The groups taking part in the “Summer of Support” include Rolling Thunder, the Neighborhood Improvement Association, the Federation of Italian-American Organizations, the 17th of May Parade Committee of Greater New York, the Brooklyn Conservative Party, the Bay Ridge Jewish Center, the Yemeni American Association and the Guild for Exceptional Children.

“Summer of Support” appears to be an effort to counteract publicity confronting cops across the country, including New York, over the past year in the wake of the shocking deaths of Eric Garner on Staten Island and Michael Brown in Ferguson, Missouri at the hands of police. The deaths led to massive protest rallies in cities across the U.S.

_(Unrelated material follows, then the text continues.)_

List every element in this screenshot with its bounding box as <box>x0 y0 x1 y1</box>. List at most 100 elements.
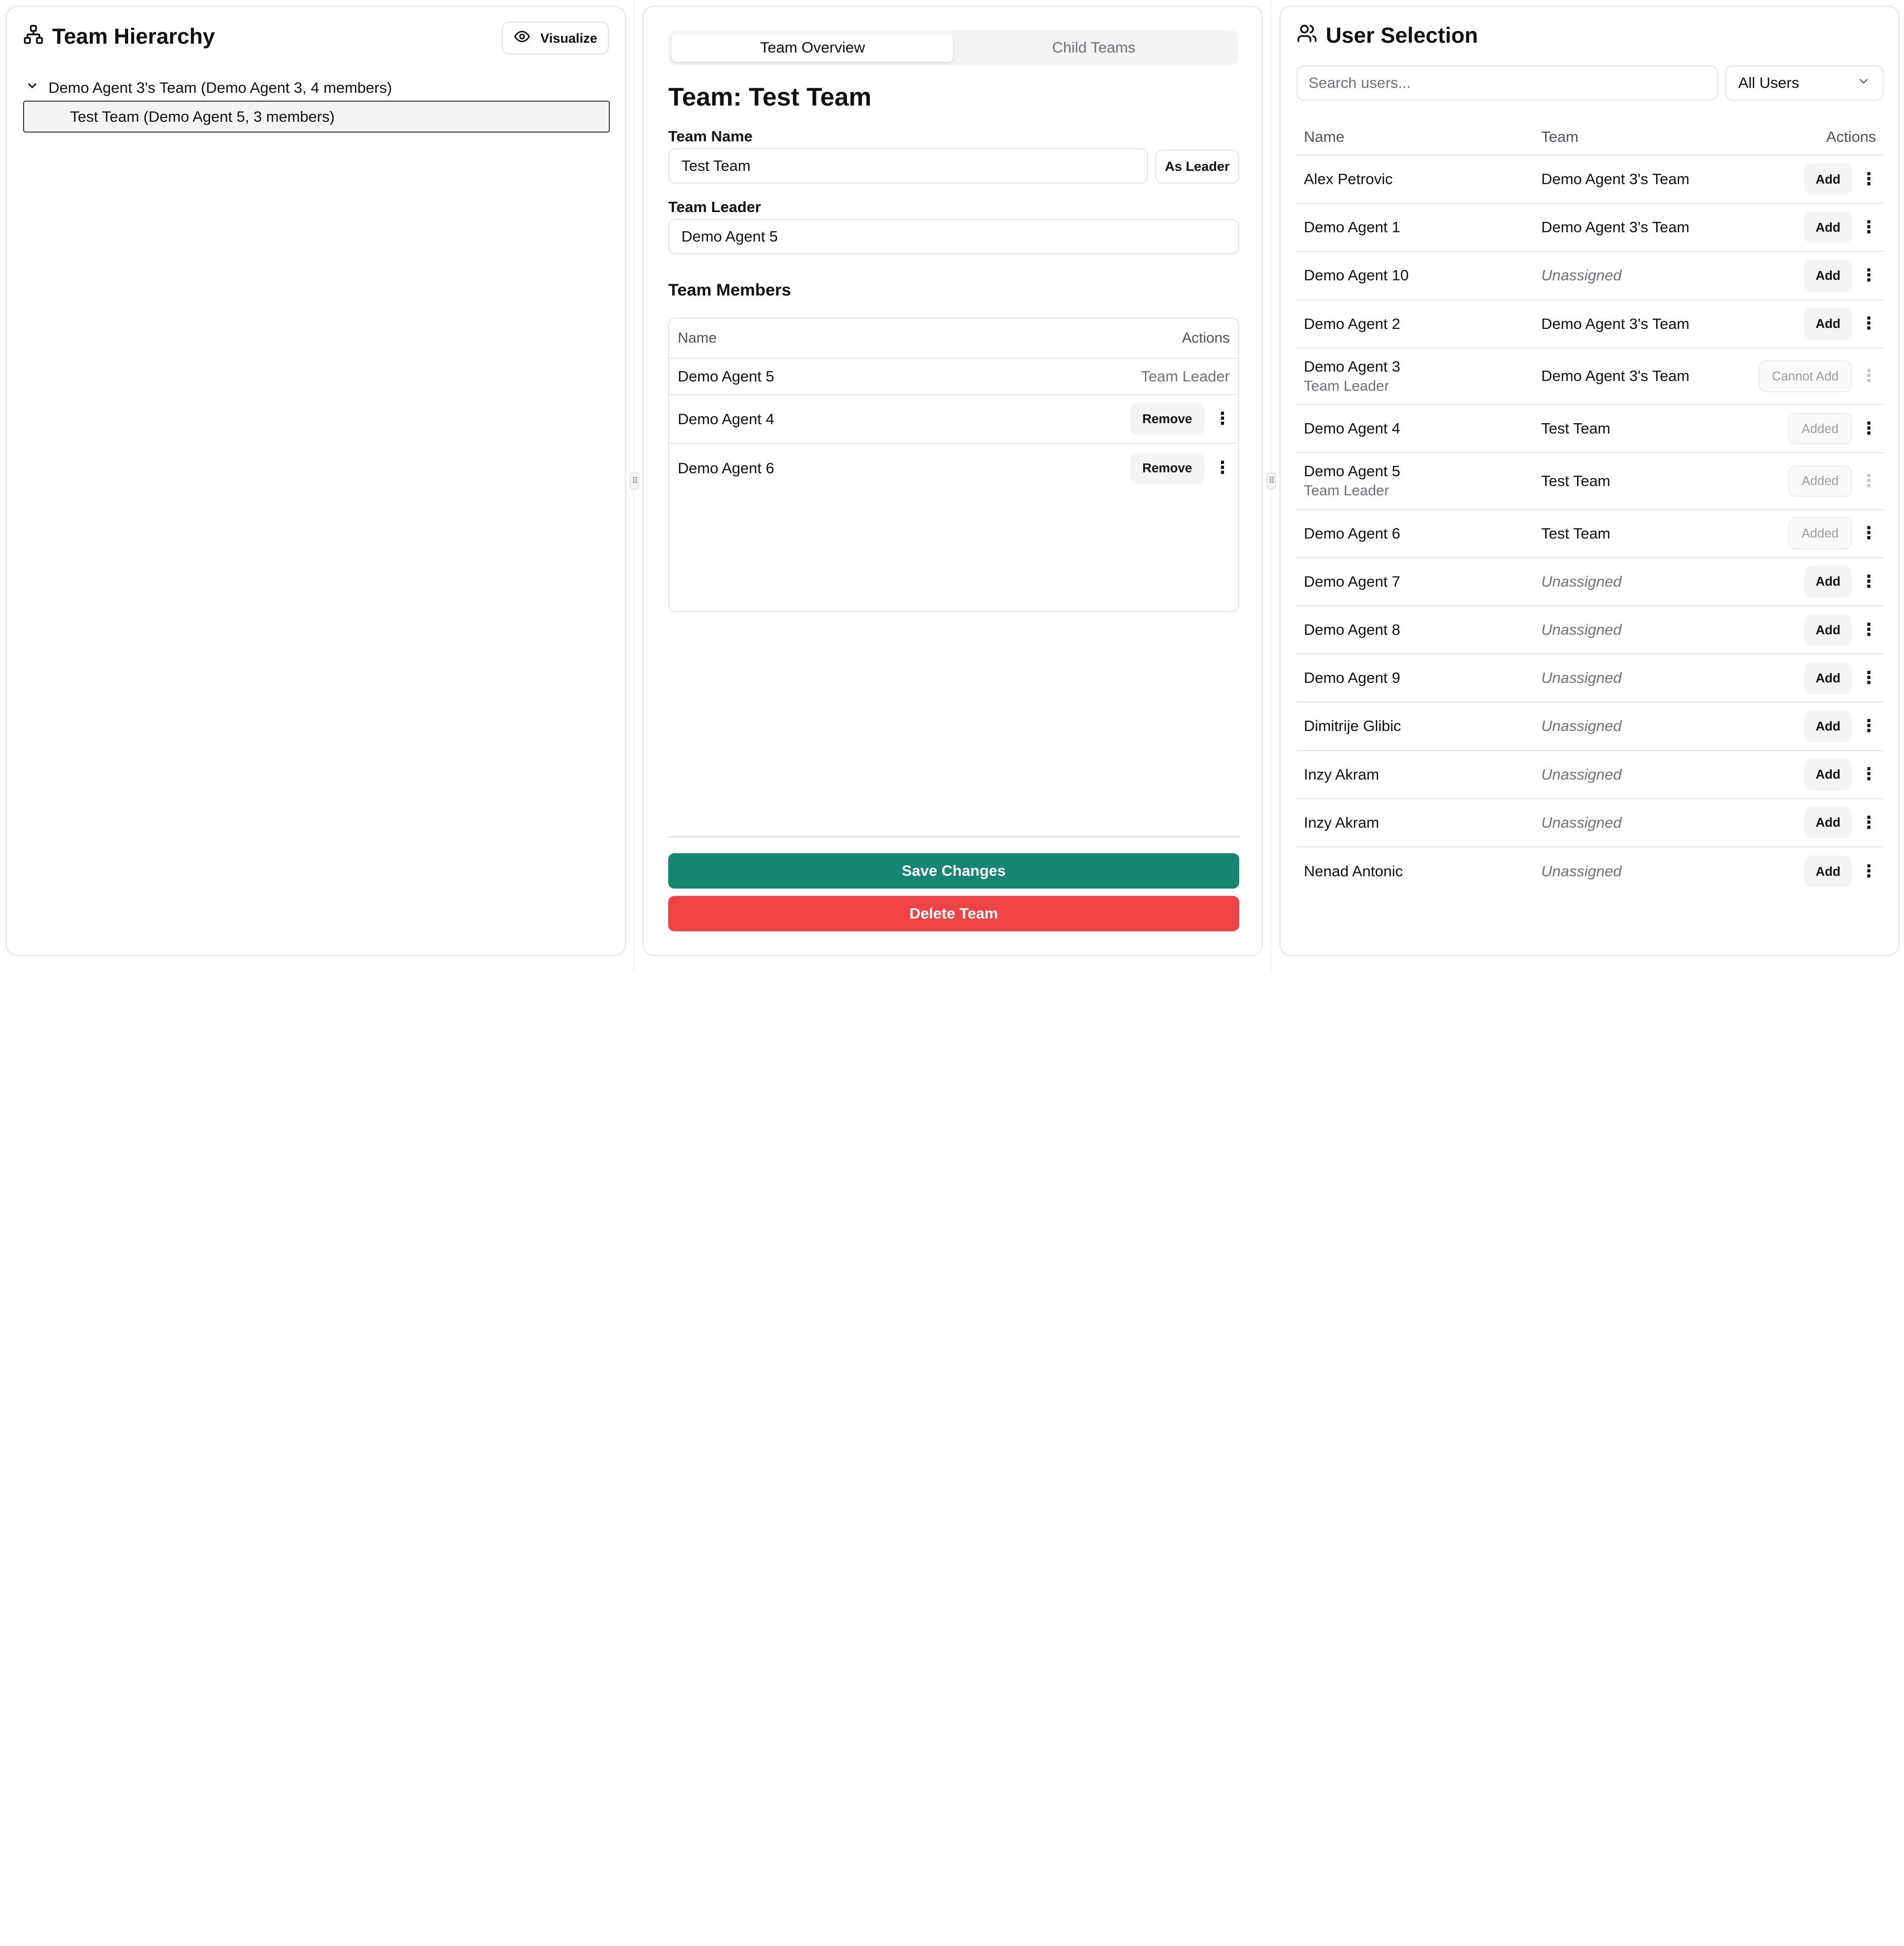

“Our police officers have been under fire for some time and it’s a shame,” said state Sen. Marty Golden (R-C-Bay Ridge-Southwest Brooklyn), who is a retired cop.


Sacco, a lawyer, didn’t directly comment on the Garner and Brown tragedies, but took pains to point out the good that cops do.

“I have seen police officers hold a lost child in their arms,” she said.

Sacco said New Yorkers can also email pro-cop messages to [email protected].

Capt. Raymond Festino, commanding officer of the 68th Precinct, stood at the edges of the crowd and watched as the press conference-rally unfolded, but did not comment on the campaign.

“This effort is not being spearheaded by the police,” Sacco had earlier told the Brooklyn Eagle. “This is strictly a civilian undertaking.”

Several elected officials, including Golden, Assemblymembers Peter Abbate, Alec Brook-Krasny and Nicole Malliotakis, and Councilmember Vincent Gentile, pledged to display the message boards in their district offices.

“I can’t wait to see the messages and signatures that will go on these boards,” said Gentile (D-Bay Ridge-Dyker Heights-Bensonhurst).

Malliotakis (R-C-Staten Island-Bay Ridge) said that it is important for elected officials to show their support of cops.

“Cops have a dangerous job,” she said. “They have the increased risk of knowing they might not make it home.”

Brook-Krasny (D-Bay Ridge-Coney Island) agreed, “We are celebrating people who keep us safe and secure.”

But Abbate (D-Bensonhurst-Sunset Park) said that while it was important to show support for cops through encouraging notes, it was also vital for elected officials to show police they’re in their corner by providing them with adequate benefits.

“The way they’re paid, they can’t afford to live in our community,” he said.

Gentile pointed out that he recently voted against a bill to boost cops’ disability benefits “because it didn’t go far enough.”

Sacco, who said “Summer of Support” had gotten off to a good start, reminded supporters that this was just the beginning.

“This is a two-part,” she said. “We want everyone back in the fall.”